2007 World Series: At sea with the dolphin

If you do a Google search for "killer dolphin," you end up with a lot of results about a likely urban legend surrounding trained Navy SEAL dolphins with blowdarts mounted on their heads.

If you'd searched the Amazon Room at the Rio for a killer dolphin, you'd have found him sitting at the final table of the $1,000 no-limit hold'em re-buy event. In polite society, he goes by the name Dolph Arnold. On PokerStars, where he plays a VIP Club Supernova, he is simply "dolphin."



Dolph lives up to his screen name, skimming quickly just under the water's surface, and then exploding with enough force to surprise everybody at the table.

Off the table, Dolph is a genial guy who will ask if you want him to suck in his gut while you take his picture. At the table, however, he has the look of a grizzled poker veteran. Underneath an orange Texas cap and behind black shades, the man from Houston seemed to come out of nowhere.

It would only seem that way, though. In fact, Dolph's been playing poker since the late 1940s and has had no small amount of success on the poker circuit. He's made seven World Series final tables over the past decade and, after today, can boast of more than $400,000 in lifetime tournament winnings. As a a retired casino marketing man, Dolph's been around casinos for longer than some of his opponents have been alive.
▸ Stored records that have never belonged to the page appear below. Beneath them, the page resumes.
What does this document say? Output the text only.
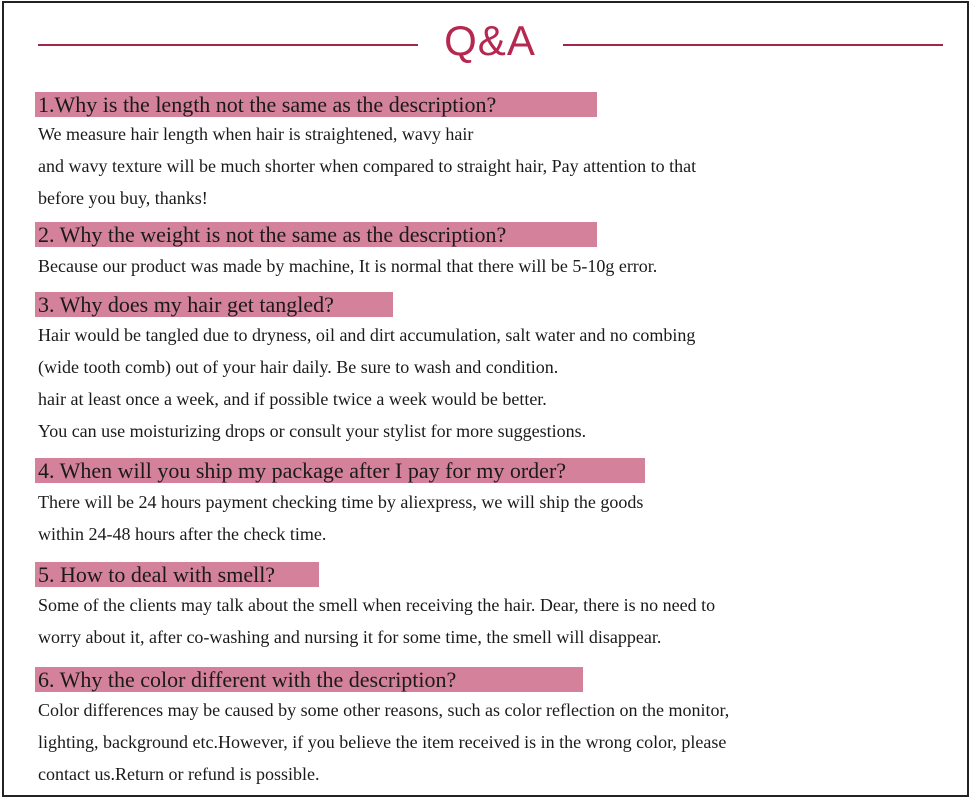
Q&A
1.Why is the length not the same as the description?
We measure hair length when hair is straightened, wavy hair
and wavy texture will be much shorter when compared to straight hair, Pay attention to that
before you buy, thanks!
2. Why the weight is not the same as the description?
Because our product was made by machine, It is normal that there will be 5-10g error.
3. Why does my hair get tangled?
Hair would be tangled due to dryness, oil and dirt accumulation, salt water and no combing
(wide tooth comb) out of your hair daily. Be sure to wash and condition.
hair at least once a week, and if possible twice a week would be better.
You can use moisturizing drops or consult your stylist for more suggestions.
4. When will you ship my package after I pay for my order?
There will be 24 hours payment checking time by aliexpress, we will ship the goods
within 24-48 hours after the check time.
5. How to deal with smell?
Some of the clients may talk about the smell when receiving the hair. Dear, there is no need to
worry about it, after co-washing and nursing it for some time, the smell will disappear.
6. Why the color different with the description?
Color differences may be caused by some other reasons, such as color reflection on the monitor,
lighting, background etc.However, if you believe the item received is in the wrong color, please
contact us.Return or refund is possible.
And there's the matter of some of the world's biggest players calling Dolph a "cash game legend."

In the early going at the final table, it didn't look like the dolphin had much of a chance at open waters. In fact, when he got all-in with KQ vs AJ, it looked like it was time to head back to Houston. Then, he spiked his king on the river for the double up.

With chips to play, the dolphin the found himself facing off against Amir Vahedi. On a Jd9c2c flop, Dolph pushed all in with Tc7c against Vehedi's pocket queens. A red queen on the flop gave Vahedi his set.

And then an eight on the river turned Dolph into the chip leader. Vahedi, crippled, was out just a few hands later.



If there was any tension in the moments leading up to four-handed play, a dinner break ended with the four remaining players arm-in-arm and laughing. I don't think anyone has ever said anything about dolphins being good mediators, but I, for one, think they are. Or, at least Dolph "dolphin" Arnold is. For any direct confirmation about the post-dinner lovefest, we could only nod as one official said, "We ain't talkin' about it."

From there, the love ended for the dolphin. Less than an hour after players returned from dinner, Dolph's luck turned, and with it, his day ended.

Dolph finished in fourth place for a win of more than $150,000.